Lean thinking, a concept developed by the Japanese car industry in the 1970s when companies needed a way to get more out of what they had to compete with Detroit, is applicable to retail’s supply chain and to sustainable practices within that supply chain, former Tesco CEO Sir Terry Leahy says. He says that lean thinking improves efficiency in retailers’ supply chains and allows companies to increase consumption while decreasing their use of natural resources including energy and water.

Leahy notes that a company that works more sustainably is executing a good business practice because it forces the company to pay more attention to wasting less and conserving more, which increases profits in the end. “When you conserve things, when you don’t waste things, when you’re frugal with the use of resources, actually you find that you can produce more for less cost, and that’s more profitable,” he says. “It’s good business sense.”

He says that Tesco adopted a sustainable business practice by setting goals that included cutting its carbon omissions in half by 2020 and cutting them completely by 2050, two goals that the company is on target to meet.

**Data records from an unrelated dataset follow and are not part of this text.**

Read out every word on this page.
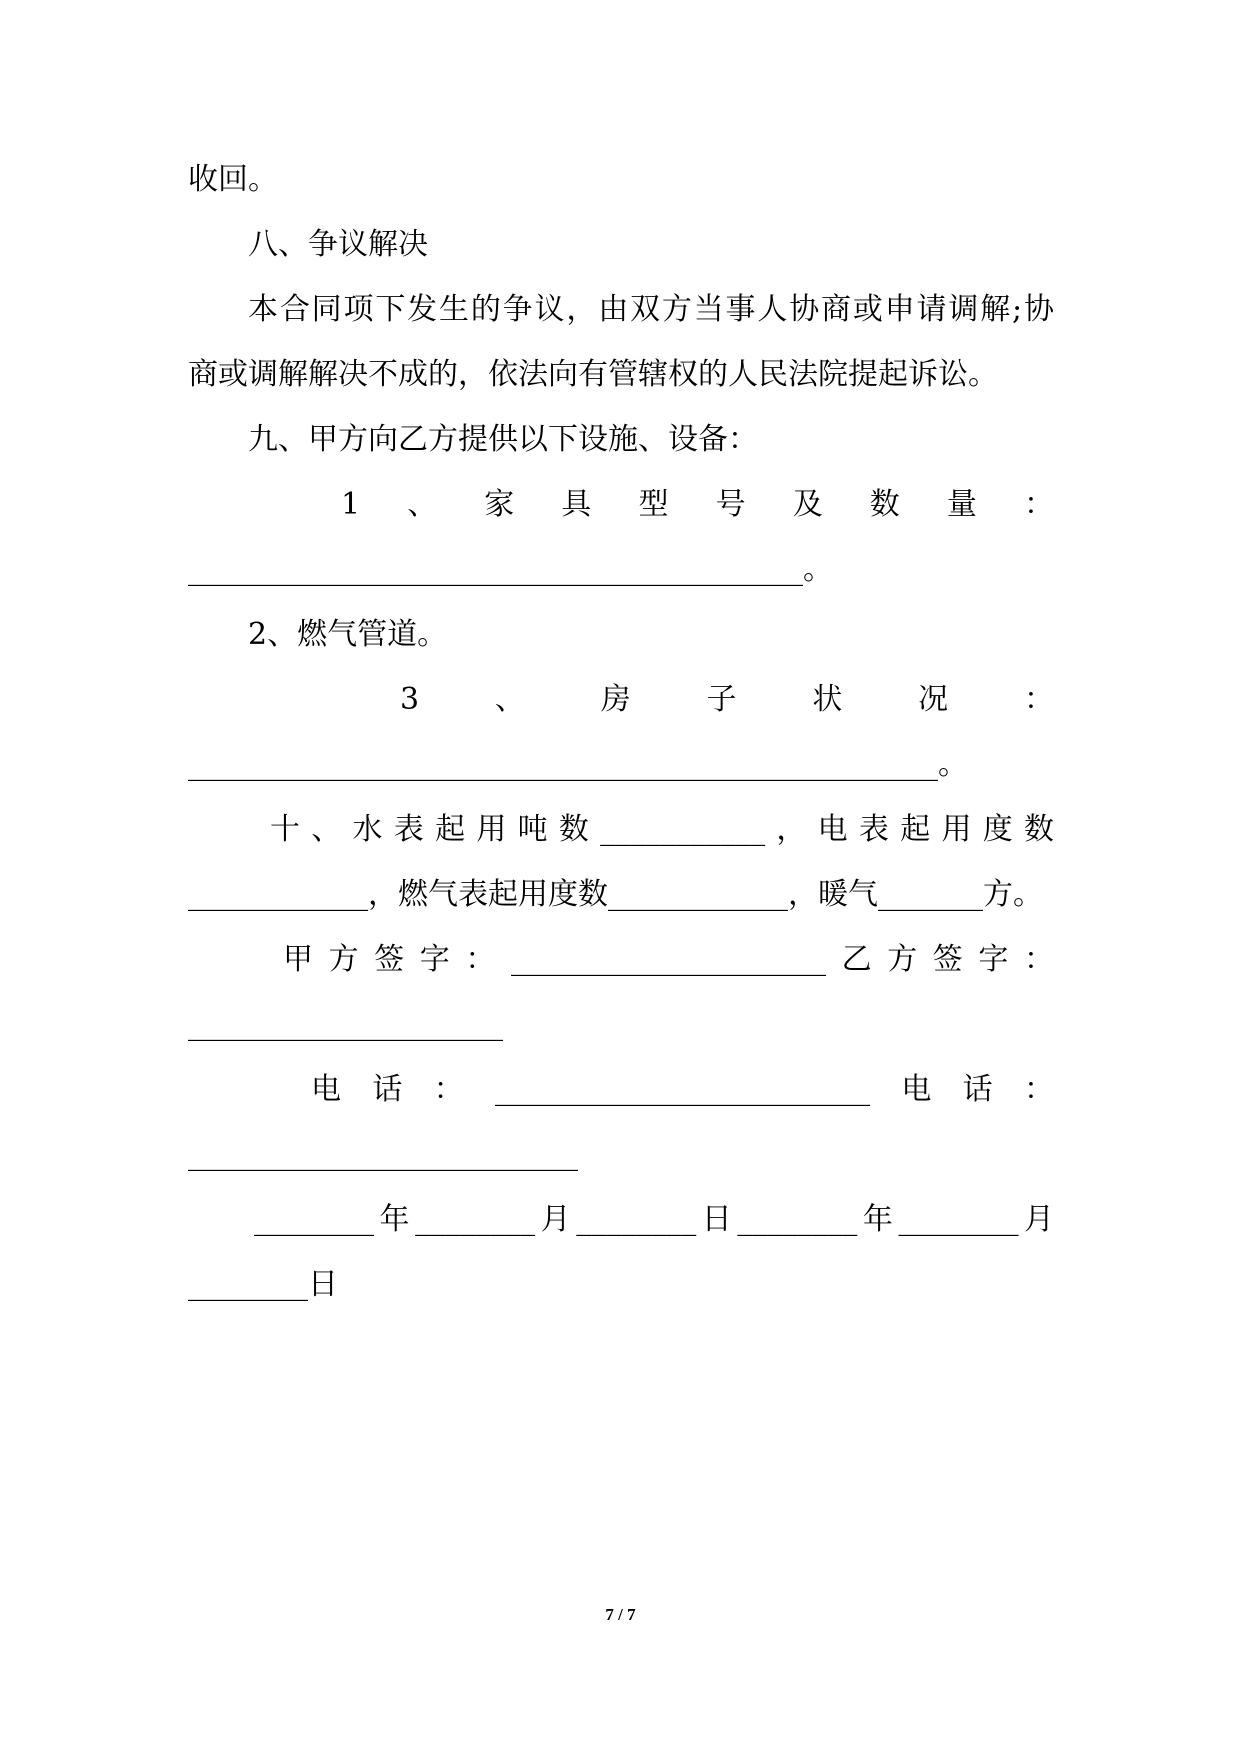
收回。
八、争议解决
本合同项下发生的争议，由双方当事人协商或申请调解;协
商或调解解决不成的，依法向有管辖权的人民法院提起诉讼。
九、甲方向乙方提供以下设施、设备：
1、家具型号及数量：
_________________________________________。
2、燃气管道。
3、房子状况：
__________________________________________________。
十、水表起用吨数___________，电表起用度数
____________，燃气表起用度数____________，暖气_______方。
甲方签字：_____________________乙方签字：
_____________________
电话：_________________________电话：
__________________________
________年________月________日________年________月
________日
7 / 7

To do that, Leahy says Tesco had to start with its stores because that is where most of the company’s carbon omissions came from. So Tesco outfitted its stores with new lighting and refrigeration systems, new glass and different power systems, and it started building stores out of wood. Leahy says the company also had to get its manufacturers, farmers and other pieces of the supply chain on board with the plan, and set a goal of reducing their carbon omissions by 30% by 2020.

Leahy points out that including sustainability in companies’ lean thinking practices also makes them more relatable to their employees. “They don’t like to waste things, throw things away. So they appreciate it when they see the organization trying to do the right thing,” he says.